Any suggestion way of doing soft delete in ES


(Lan Qi) #1

Hi,

I would like to know if there is some official way of doing soft delete in ES?
Thank you


(Mark Walkom) #2

What do you mean by soft delete?


(Lan Qi) #3

Not delete directly in storage
but mark the document somehow to not let it to be searchable
similar to add a is_deleted column in mysql


(Mark Walkom) #4

No, there's not.
If you want it to exist but not be available for search then you should do that during index time.


(Lan Qi) #5

could you please expand on how to do that during index time?


(Mark Walkom) #6

There's a few ways;
https://www.elastic.co/guide/en/elasticsearch/reference/6.3/enabled.html
https://www.elastic.co/guide/en/elasticsearch/reference/6.3/mapping-index.html


(Lan Qi) #7

sorry, my question is confusing
I mean how to hide one document instead of using delete api
for example, I have 5 docs in the index [doc1, doc2, doc3, doc4, doc5]
I found doc2 is invalid, so I don't want to it to be searchable in business logic.

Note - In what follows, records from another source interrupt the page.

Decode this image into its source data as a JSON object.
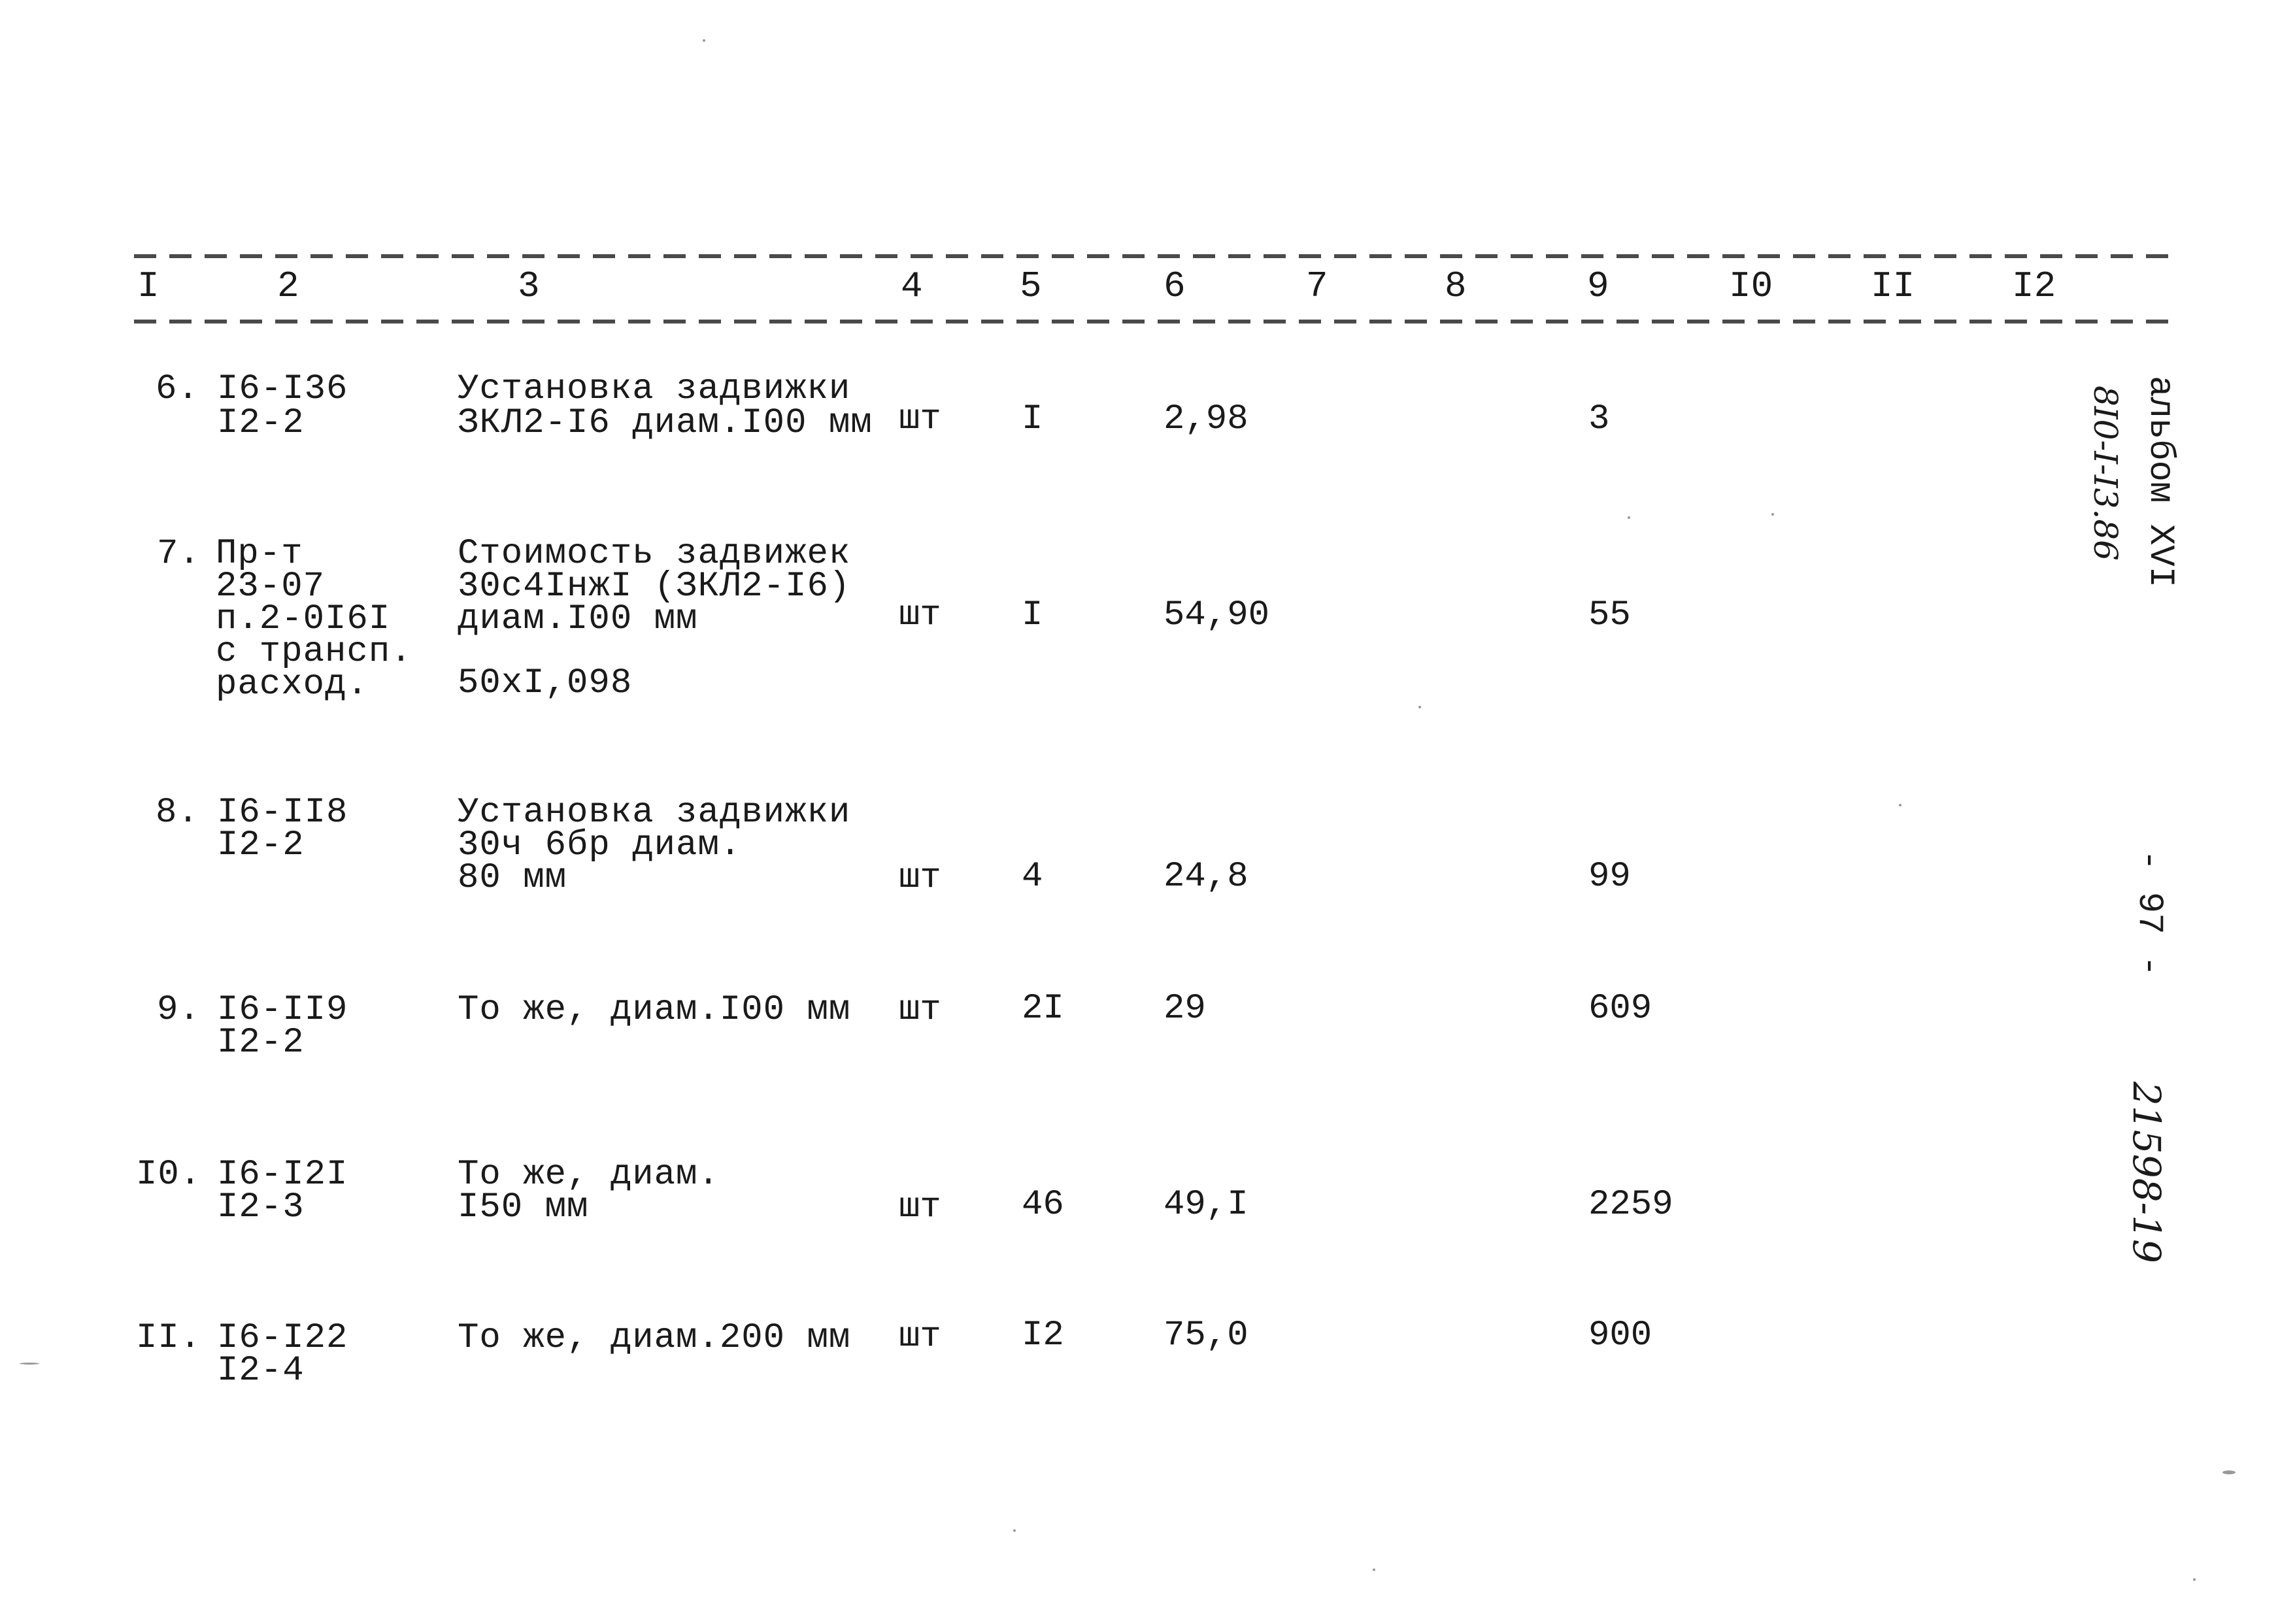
{
  "document": {
    "column_headers": [
      "I",
      "2",
      "3",
      "4",
      "5",
      "6",
      "7",
      "8",
      "9",
      "I0",
      "II",
      "I2"
    ],
    "rows": [
      {
        "number": "6.",
        "code_lines": [
          "I6-I36",
          "I2-2"
        ],
        "description_lines": [
          "Установка задвижки",
          "ЗКЛ2-I6 диам.I00 мм"
        ],
        "extra_line": "",
        "unit": "шт",
        "quantity": "I",
        "unit_cost": "2,98",
        "total": "3"
      },
      {
        "number": "7.",
        "code_lines": [
          "Пр-т",
          "23-07",
          "п.2-0I6I",
          "с трансп.",
          "расход."
        ],
        "description_lines": [
          "Стоимость задвижек",
          "30с4IнжI (ЗКЛ2-I6)",
          "диам.I00 мм"
        ],
        "extra_line": "50хI,098",
        "unit": "шт",
        "quantity": "I",
        "unit_cost": "54,90",
        "total": "55"
      },
      {
        "number": "8.",
        "code_lines": [
          "I6-II8",
          "I2-2"
        ],
        "description_lines": [
          "Установка задвижки",
          "30ч 6бр диам.",
          "80 мм"
        ],
        "extra_line": "",
        "unit": "шт",
        "quantity": "4",
        "unit_cost": "24,8",
        "total": "99"
      },
      {
        "number": "9.",
        "code_lines": [
          "I6-II9",
          "I2-2"
        ],
        "description_lines": [
          "То же, диам.I00 мм"
        ],
        "extra_line": "",
        "unit": "шт",
        "quantity": "2I",
        "unit_cost": "29",
        "total": "609"
      },
      {
        "number": "I0.",
        "code_lines": [
          "I6-I2I",
          "I2-3"
        ],
        "description_lines": [
          "То же, диам.",
          "I50 мм"
        ],
        "extra_line": "",
        "unit": "шт",
        "quantity": "46",
        "unit_cost": "49,I",
        "total": "2259"
      },
      {
        "number": "II.",
        "code_lines": [
          "I6-I22",
          "I2-4"
        ],
        "description_lines": [
          "То же, диам.200 мм"
        ],
        "extra_line": "",
        "unit": "шт",
        "quantity": "I2",
        "unit_cost": "75,0",
        "total": "900"
      }
    ],
    "margin": {
      "album_label": "альбом XVI",
      "album_code_handwritten": "8I0-I-I3.86",
      "page_number": "- 97 -",
      "archive_number_handwritten": "21598-19"
    }
  }
}
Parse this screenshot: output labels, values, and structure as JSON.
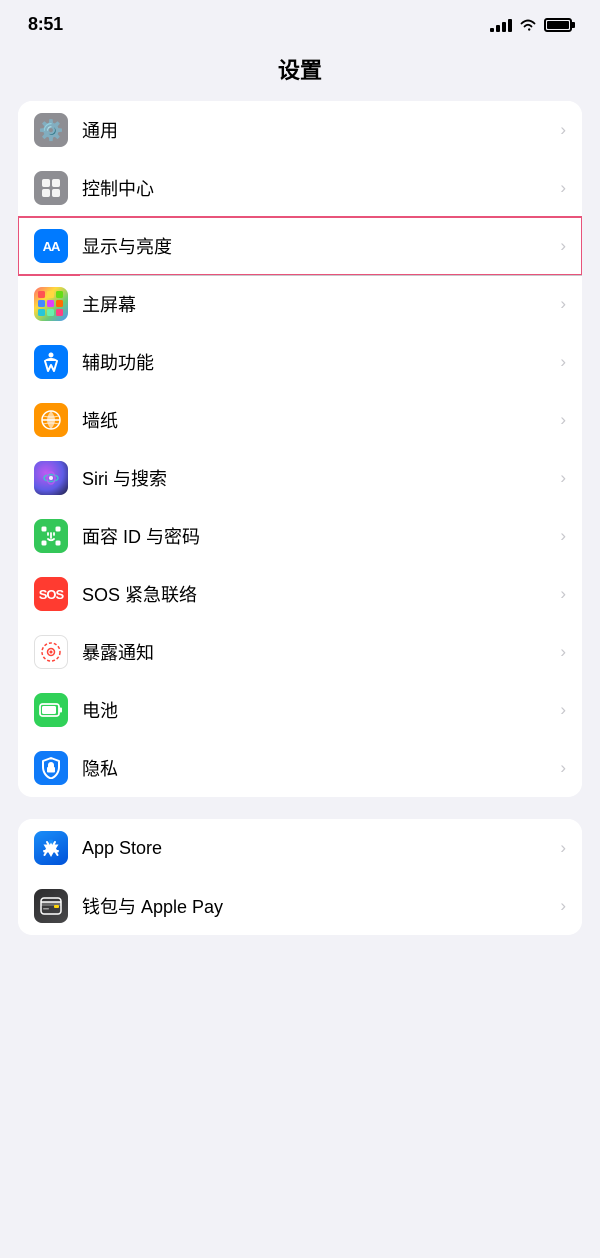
{
  "statusBar": {
    "time": "8:51",
    "signal": "full",
    "wifi": true,
    "battery": "full"
  },
  "pageTitle": "设置",
  "sections": [
    {
      "id": "general",
      "items": [
        {
          "id": "general",
          "label": "通用",
          "iconType": "gear",
          "iconBg": "gray",
          "highlighted": false
        },
        {
          "id": "control-center",
          "label": "控制中心",
          "iconType": "toggle",
          "iconBg": "gray",
          "highlighted": false
        },
        {
          "id": "display",
          "label": "显示与亮度",
          "iconType": "aa",
          "iconBg": "blue",
          "highlighted": true
        },
        {
          "id": "homescreen",
          "label": "主屏幕",
          "iconType": "homescreen",
          "iconBg": "colorful",
          "highlighted": false
        },
        {
          "id": "accessibility",
          "label": "辅助功能",
          "iconType": "accessibility",
          "iconBg": "blue2",
          "highlighted": false
        },
        {
          "id": "wallpaper",
          "label": "墙纸",
          "iconType": "flower",
          "iconBg": "orange",
          "highlighted": false
        },
        {
          "id": "siri",
          "label": "Siri 与搜索",
          "iconType": "siri",
          "iconBg": "siri",
          "highlighted": false
        },
        {
          "id": "faceid",
          "label": "面容 ID 与密码",
          "iconType": "faceid",
          "iconBg": "green",
          "highlighted": false
        },
        {
          "id": "sos",
          "label": "SOS 紧急联络",
          "iconType": "sos",
          "iconBg": "red",
          "highlighted": false
        },
        {
          "id": "exposure",
          "label": "暴露通知",
          "iconType": "exposure",
          "iconBg": "exposure",
          "highlighted": false
        },
        {
          "id": "battery",
          "label": "电池",
          "iconType": "battery",
          "iconBg": "green2",
          "highlighted": false
        },
        {
          "id": "privacy",
          "label": "隐私",
          "iconType": "hand",
          "iconBg": "privacy",
          "highlighted": false
        }
      ]
    },
    {
      "id": "apps",
      "items": [
        {
          "id": "appstore",
          "label": "App Store",
          "iconType": "appstore",
          "iconBg": "appstore",
          "highlighted": false
        },
        {
          "id": "wallet",
          "label": "钱包与 Apple Pay",
          "iconType": "wallet",
          "iconBg": "wallet",
          "highlighted": false
        }
      ]
    }
  ],
  "chevron": "›"
}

But to for keeping data for audit purpose, i don't want to delete doc2 directly in ES as well.

I am thinking that to have a field is_searchable in the doc, and update it to false for doc2, and when search, add a filter is_searchable = true
but in this method, i have to update all other existing docs the field to true, but in my real usage, i have millions of existing documents.

In this case, do you any better ideas of doing that?


(Christian Dahlqvist) #8

Why not set the field is_searchable to `true in all documents at index time and then just update the documents that are to not be visible? You can then access this through a filtered index alias. Note that as the documents are still in the index, they will affect relevancy scoring.


(Mark Walkom) #9

You can also do this with document and field level security - https://www.elastic.co/guide/en/elastic-stack-overview/6.3/field-and-document-access-control.html


(David Pilato) #10

Just wondering why do you want this?


(Lan Qi) #11

no specific reason
we usually not do hard delete on storage


(Lan Qi) #12

thank you for your suggestion

yes we will set is_searchable to true for new document at index time

the problem is updating all existing 60 millions data is not ideal

actually, considering the indexed doc will affect scoring on search, i am hesitate on doing this now


(David Pilato) #13

So don't complicate things IMHO.


(system) #14

This topic was automatically closed 28 days after the last reply. New replies are no longer allowed.